Detailing the attractiveness of Slovakia as an investment destination the Ambassador said, “Our strategic location in Europe, our qualified and highly skilled workforce and excellent investment climate has attracted businesses from around the world to make Slovakia a production hub for markets in Europe and beyond. The likes of German Volkswagen, South Korean KIA Motors and the French PSA Peugeot Citroen have opened automobile manufacturing plants in Slovakia. We are the largest producer of vehicles per capita in the world and this has gained us the moniker of ‘Detroit of Europe’; in fact, most of the luxury SUVs that come to Kuwait, including the Porsche Cayenne, the Audi Q7 and the Volkswagen Touareg come from Slovakia.”
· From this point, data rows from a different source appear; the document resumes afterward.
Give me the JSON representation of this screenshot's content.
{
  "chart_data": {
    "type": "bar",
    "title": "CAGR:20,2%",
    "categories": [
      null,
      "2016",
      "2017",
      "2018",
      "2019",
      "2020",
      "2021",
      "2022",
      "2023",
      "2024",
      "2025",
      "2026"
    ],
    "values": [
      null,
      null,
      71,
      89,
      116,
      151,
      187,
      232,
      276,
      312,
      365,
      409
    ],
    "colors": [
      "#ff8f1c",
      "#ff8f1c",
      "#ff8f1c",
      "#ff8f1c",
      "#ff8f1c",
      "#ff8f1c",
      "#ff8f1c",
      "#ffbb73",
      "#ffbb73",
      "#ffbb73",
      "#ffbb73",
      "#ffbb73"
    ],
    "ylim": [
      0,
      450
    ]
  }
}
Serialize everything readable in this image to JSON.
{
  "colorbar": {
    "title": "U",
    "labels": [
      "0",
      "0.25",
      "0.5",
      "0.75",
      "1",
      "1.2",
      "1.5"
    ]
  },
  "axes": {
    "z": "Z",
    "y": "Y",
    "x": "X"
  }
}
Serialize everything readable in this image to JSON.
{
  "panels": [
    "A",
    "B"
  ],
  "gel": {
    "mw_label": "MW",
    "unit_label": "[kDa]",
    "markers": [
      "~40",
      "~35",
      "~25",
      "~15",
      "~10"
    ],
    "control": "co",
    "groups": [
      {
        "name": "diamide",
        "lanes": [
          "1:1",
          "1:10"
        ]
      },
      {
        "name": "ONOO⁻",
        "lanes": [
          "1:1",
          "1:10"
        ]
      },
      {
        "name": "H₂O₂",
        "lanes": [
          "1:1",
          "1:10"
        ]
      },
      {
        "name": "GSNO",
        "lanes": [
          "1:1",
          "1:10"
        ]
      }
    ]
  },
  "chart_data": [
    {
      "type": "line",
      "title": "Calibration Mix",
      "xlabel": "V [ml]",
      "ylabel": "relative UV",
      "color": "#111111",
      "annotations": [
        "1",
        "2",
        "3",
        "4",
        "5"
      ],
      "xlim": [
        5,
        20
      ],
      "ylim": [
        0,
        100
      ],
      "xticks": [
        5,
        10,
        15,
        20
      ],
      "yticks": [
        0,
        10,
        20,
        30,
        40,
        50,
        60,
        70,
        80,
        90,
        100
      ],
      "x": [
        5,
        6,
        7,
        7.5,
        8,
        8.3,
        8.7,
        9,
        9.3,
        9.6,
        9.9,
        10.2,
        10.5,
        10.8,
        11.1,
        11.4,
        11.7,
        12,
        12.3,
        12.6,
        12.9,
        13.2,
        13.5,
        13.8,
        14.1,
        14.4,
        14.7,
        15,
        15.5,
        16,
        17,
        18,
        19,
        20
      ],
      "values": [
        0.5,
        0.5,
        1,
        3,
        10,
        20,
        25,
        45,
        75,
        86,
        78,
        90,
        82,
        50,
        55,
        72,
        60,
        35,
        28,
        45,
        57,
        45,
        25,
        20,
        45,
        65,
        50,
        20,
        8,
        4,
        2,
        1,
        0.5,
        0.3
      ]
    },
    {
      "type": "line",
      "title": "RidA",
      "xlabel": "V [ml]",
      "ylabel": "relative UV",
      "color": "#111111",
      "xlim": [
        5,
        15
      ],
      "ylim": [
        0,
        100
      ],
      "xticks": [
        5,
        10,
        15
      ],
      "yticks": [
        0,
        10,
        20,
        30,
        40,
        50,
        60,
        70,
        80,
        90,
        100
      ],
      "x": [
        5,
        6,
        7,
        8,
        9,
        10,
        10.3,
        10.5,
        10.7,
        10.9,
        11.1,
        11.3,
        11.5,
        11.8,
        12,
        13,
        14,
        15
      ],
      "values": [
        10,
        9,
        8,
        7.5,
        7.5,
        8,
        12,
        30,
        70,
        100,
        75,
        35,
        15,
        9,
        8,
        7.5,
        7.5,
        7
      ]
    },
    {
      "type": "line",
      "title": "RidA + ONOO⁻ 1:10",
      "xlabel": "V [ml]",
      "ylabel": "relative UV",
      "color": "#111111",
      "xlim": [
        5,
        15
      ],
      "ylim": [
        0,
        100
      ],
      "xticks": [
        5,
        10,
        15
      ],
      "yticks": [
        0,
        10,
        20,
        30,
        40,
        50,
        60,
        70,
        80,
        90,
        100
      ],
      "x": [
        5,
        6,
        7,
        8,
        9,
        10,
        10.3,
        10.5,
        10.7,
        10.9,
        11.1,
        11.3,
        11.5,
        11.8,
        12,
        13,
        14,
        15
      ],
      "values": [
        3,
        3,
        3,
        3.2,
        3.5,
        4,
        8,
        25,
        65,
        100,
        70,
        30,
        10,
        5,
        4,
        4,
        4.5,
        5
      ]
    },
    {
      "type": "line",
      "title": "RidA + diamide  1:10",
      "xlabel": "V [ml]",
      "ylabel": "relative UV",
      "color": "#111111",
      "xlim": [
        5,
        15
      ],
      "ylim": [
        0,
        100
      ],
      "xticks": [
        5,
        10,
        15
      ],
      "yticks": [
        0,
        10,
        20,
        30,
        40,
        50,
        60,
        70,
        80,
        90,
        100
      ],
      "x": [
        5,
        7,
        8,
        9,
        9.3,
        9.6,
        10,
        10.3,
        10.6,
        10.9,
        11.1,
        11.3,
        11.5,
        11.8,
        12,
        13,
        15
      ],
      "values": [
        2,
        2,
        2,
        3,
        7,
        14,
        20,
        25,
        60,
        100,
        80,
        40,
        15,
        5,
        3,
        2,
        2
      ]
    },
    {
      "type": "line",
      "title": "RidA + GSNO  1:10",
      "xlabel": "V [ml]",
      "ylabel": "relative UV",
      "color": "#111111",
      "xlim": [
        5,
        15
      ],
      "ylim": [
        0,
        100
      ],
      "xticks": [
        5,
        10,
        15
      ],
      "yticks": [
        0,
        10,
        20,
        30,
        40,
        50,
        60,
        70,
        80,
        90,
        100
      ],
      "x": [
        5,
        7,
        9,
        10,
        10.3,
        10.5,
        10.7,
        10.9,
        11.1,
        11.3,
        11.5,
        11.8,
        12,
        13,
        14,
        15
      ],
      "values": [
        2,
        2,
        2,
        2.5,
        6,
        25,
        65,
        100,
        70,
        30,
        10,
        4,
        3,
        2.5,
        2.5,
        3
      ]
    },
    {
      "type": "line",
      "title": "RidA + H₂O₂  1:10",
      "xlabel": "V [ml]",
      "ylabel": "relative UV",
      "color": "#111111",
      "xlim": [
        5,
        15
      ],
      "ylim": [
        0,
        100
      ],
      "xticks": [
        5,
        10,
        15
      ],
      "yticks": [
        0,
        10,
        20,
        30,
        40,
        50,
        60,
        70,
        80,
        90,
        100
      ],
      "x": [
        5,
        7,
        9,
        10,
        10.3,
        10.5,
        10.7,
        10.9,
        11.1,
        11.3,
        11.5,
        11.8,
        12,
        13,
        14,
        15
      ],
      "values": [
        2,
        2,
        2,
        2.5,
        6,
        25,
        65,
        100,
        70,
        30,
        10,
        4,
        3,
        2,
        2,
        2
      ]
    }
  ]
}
“Besides having a thriving automotive industry, we have over 50 leading electrical, electronic and engineering companies from South Korea, including Samsung Corporation, which has opened production centers in Slovakia. In addition, as a full-fledged member of the United Nations, European Union, NATO and OECD, and as part of the Eurozone and Schengen Area, as well as signatory to the WTO, Slovakia has sterling credentials that make it an attractive place for investing.” With 100 percent ownership and no need for a local business partner or sponsor, opening a business in Slovakia for a Kuwaiti entrepreneur is much easier than for Slovakian businesses to operate in Kuwait. “The Embassy is here to act as a facilitator, it is up to individual entrepreneurs and investors to examine the lucrative potential, to find partners in Slovakia and take the necessary concrete steps to establish their foothold in the country,” noted the envoy.
Tourism, especially medical tourism to its many excellent health spas, is another sector that has seen considerable growth over the years. The thermal springs in these spas with their rejuvenating mineral waters, relaxing natural environment, beautiful historical castles and chateaus and highly qualified personnel have been an attraction for visitors to Slovakia. People having ailments ranging from orthopedic to digestive and cardiovascular disorders, as well as those visitors seeking overall wellness treatment have over the years made Slovakian spas their preferred destination.
The Ambassador who is in the country accompanied by his wife Sonia said, “Since our arrival in Kuwait we have enjoyed the proverbial hospitality of the Kuwaiti people and we wish them further prosperity and stability”.